Improved signal processing and normalization for biomarker protein detection in broad-mass-range TOF mass spectra from clinical samples

Maureen B. Tracy, William & Mary
William E. Cooke
Eugene R. Tracy
Dennis M. Manos

Abstract

Purpose: To demonstrate robust detection of biomarkers in broad-mass-range TOF-MS data.

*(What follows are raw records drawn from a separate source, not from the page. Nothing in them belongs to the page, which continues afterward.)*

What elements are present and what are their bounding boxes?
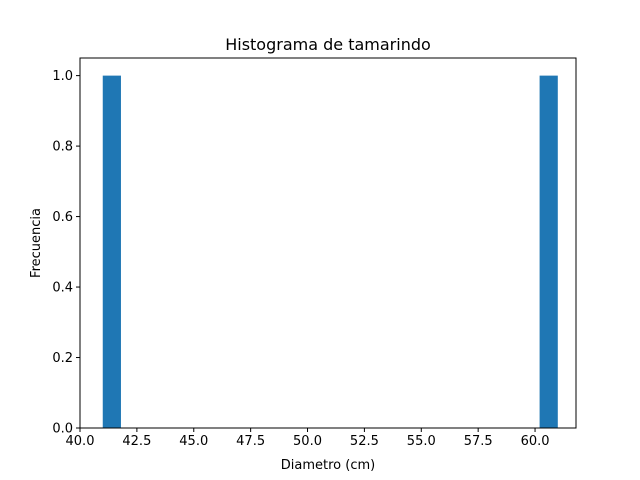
x-tick-label: 57.5 xyxy=(464,434,493,449)
histogram-bar xyxy=(102,75,121,428)
x-tick-label: 52.5 xyxy=(350,434,379,449)
x-tick-label: 55.0 xyxy=(407,434,436,449)
y-tick-label: 0.4 xyxy=(52,281,73,296)
y-axis-label: Frecuencia xyxy=(29,208,44,278)
x-tick-label: 50.0 xyxy=(293,434,322,449)
plot-frame xyxy=(79,57,577,429)
bars-group xyxy=(102,75,558,428)
x-tick-label: 45.0 xyxy=(179,434,208,449)
x-axis: 40.0 42.5 45.0 47.5 50.0 52.5 55.0 57.5 60.0 xyxy=(66,428,550,449)
x-tick-label: 40.0 xyxy=(66,434,95,449)
chart-title: Histograma de tamarindo xyxy=(225,35,431,54)
x-tick-label: 47.5 xyxy=(236,434,265,449)
x-tick-label: 42.5 xyxy=(122,434,151,449)
y-axis: 0.0 0.2 0.4 0.6 0.8 1.0 xyxy=(52,69,80,437)
y-tick-label: 0.0 xyxy=(52,422,73,437)
x-axis-label: Diametro (cm) xyxy=(281,458,375,473)
y-tick-label: 0.2 xyxy=(52,351,73,366)
y-tick-label: 1.0 xyxy=(52,69,73,84)
x-tick-label: 60.0 xyxy=(521,434,550,449)
y-tick-label: 0.6 xyxy=(52,210,73,225)
histogram-bar xyxy=(539,75,558,428)
y-tick-label: 0.8 xyxy=(52,140,73,155)
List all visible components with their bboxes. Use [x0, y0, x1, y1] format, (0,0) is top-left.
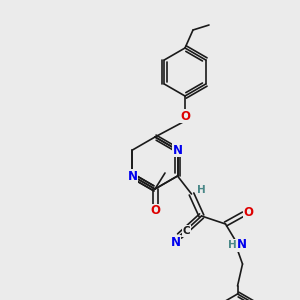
Text: N: N	[128, 169, 137, 182]
Text: O: O	[244, 206, 254, 220]
Text: H: H	[228, 240, 237, 250]
Text: C: C	[183, 226, 190, 236]
Text: N: N	[172, 143, 182, 157]
Text: N: N	[236, 238, 247, 251]
Text: O: O	[150, 205, 160, 218]
Text: N: N	[170, 236, 181, 248]
Text: H: H	[197, 185, 206, 195]
Text: O: O	[180, 110, 190, 122]
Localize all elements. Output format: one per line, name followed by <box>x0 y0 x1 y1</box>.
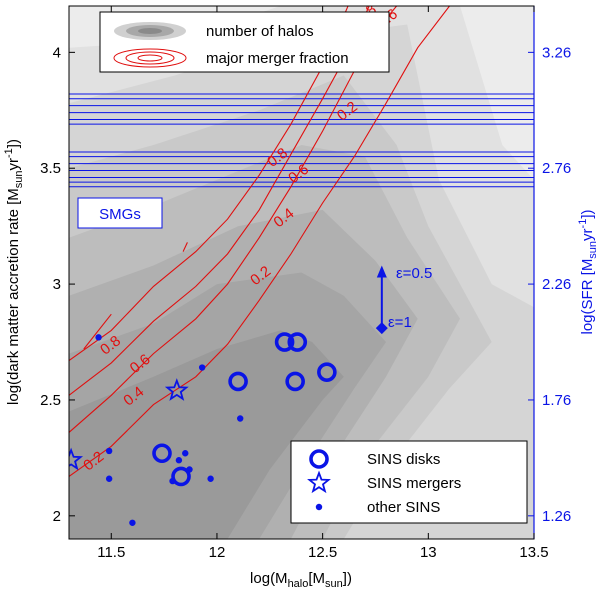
sins-merger-point <box>69 447 84 471</box>
merger-contour-fragment <box>182 242 188 252</box>
sins-disk-point <box>228 371 248 392</box>
y-axis-right-label: log(SFR [Msunyr-1]) <box>577 209 599 334</box>
epsilon-diamond-marker <box>375 322 388 335</box>
legend-bottom-box <box>290 440 528 524</box>
merger-contour-0.2 <box>69 6 450 477</box>
sins-disk-point <box>171 466 191 487</box>
y-tick-label: 2.5 <box>40 392 61 409</box>
halo-density-contours <box>69 6 534 539</box>
right-y-tick-label: 2.26 <box>542 276 571 293</box>
axes: 11.5 12 12.5 13 13.5 2 2.5 3 3.5 4 1.26 1.76 2.26 2.7… <box>40 5 571 561</box>
red-ellipses-icon <box>113 48 187 68</box>
red-ellipses-icon-inner <box>125 51 175 65</box>
merger-contour-fragment <box>83 313 112 350</box>
ring-marker-icon <box>309 449 329 469</box>
legend-bottom-label: other SINS <box>367 499 440 516</box>
other-sins-point <box>198 364 206 371</box>
y-axis-left-label: log(dark matter accretion rate [Msunyr-1… <box>3 139 25 405</box>
sins-points <box>69 265 388 526</box>
x-tick-label: 11.5 <box>97 544 125 561</box>
epsilon-arrow-head <box>376 265 387 278</box>
x-tick-label: 13 <box>420 544 437 561</box>
sins-disk-point <box>285 371 305 392</box>
other-sins-point <box>129 519 136 526</box>
legend-top-label: major merger fraction <box>206 50 349 67</box>
y-tick-label: 2 <box>53 508 61 525</box>
right-y-tick-label: 2.76 <box>542 160 571 177</box>
x-tick-label: 12.5 <box>308 544 337 561</box>
x-axis-label: log(Mhalo[Msun]) <box>250 570 352 590</box>
dot-marker-icon <box>315 503 323 511</box>
right-y-tick-label: 1.26 <box>542 508 571 525</box>
legend-bottom-label: SINS disks <box>367 451 440 468</box>
legends: number of halos major merger fraction SINS… <box>99 11 528 524</box>
other-sins-point <box>175 457 183 464</box>
legend-top-label: number of halos <box>206 23 314 40</box>
y-tick-label: 3 <box>53 276 61 293</box>
merger-contour-0.8 <box>69 6 349 362</box>
sins-disk-point <box>152 443 172 464</box>
y-tick-label: 4 <box>53 44 61 61</box>
x-tick-label: 13.5 <box>519 544 548 561</box>
sins-disk-point <box>287 332 308 352</box>
x-tick-label: 12 <box>209 544 226 561</box>
sins-merger-point <box>164 378 189 401</box>
y-tick-label: 3.5 <box>40 160 61 177</box>
star-marker-icon <box>307 470 331 494</box>
epsilon-high-label: ε=0.5 <box>396 265 432 282</box>
smg-label-box: SMGs <box>77 197 163 229</box>
other-sins-point <box>237 415 244 422</box>
right-y-tick-label: 1.76 <box>542 392 571 409</box>
sins-disk-point <box>274 332 295 352</box>
other-sins-point <box>105 475 113 482</box>
halo-band <box>69 330 344 539</box>
red-ellipses-icon-core <box>137 54 163 62</box>
other-sins-point <box>182 450 189 457</box>
right-y-tick-label: 3.26 <box>542 44 571 61</box>
legend-top-box <box>99 11 390 73</box>
other-sins-point <box>207 475 214 482</box>
other-sins-point <box>95 334 102 341</box>
other-sins-point <box>105 447 113 455</box>
legend-bottom-label: SINS mergers <box>367 475 461 492</box>
sins-disk-point <box>317 362 337 382</box>
gray-ellipses-icon-core <box>138 28 162 34</box>
smg-label: SMGs <box>99 206 141 223</box>
epsilon-low-label: ε=1 <box>388 314 412 331</box>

Experimental Design: Spectra were obtained for two serum protein profiling studies: (i) 2-200 kDa for 132 patients, 67 healthy and 65 diagnosed as having adult T-cell leukemia and (ii) 2-100 kDa for 140 patients, 70 pairs, each with matched prostate-specific antigen (PSA) levels and biopsy-confirmed diagnoses of one benign and one prostate cancer. Signal processing was performed on raw spectra and peak data were normalized using four methods. Feature selection was performed using Bayesian Network Analysis and a classifier was tested on withheld data. Identification of candidate biomarkers was pursued. Results: Integrated peak intensities were resolved over full spectra. Normalization using local noise values was superior to global methods in reducing peak correlations, reducing replicate variability and improving feature selection stability. For the leukemia data set, potential disease biomarkers were detected and were found to be predictive for withheld data. Preliminary assignments of protein IDs were consistent with published results and LC-MS/MS identification. No prostate-specific-antigen-independent biomarkers were detected in the prostate cancer data set. Conclusions and clinical relevance: Signal processing, local signal-to-noise (SNR) normalization and Bayesian Network Analysis feature selection facilitate robust detection and identification of biomarker proteins in broad-mass-range clinical TOF-MS data.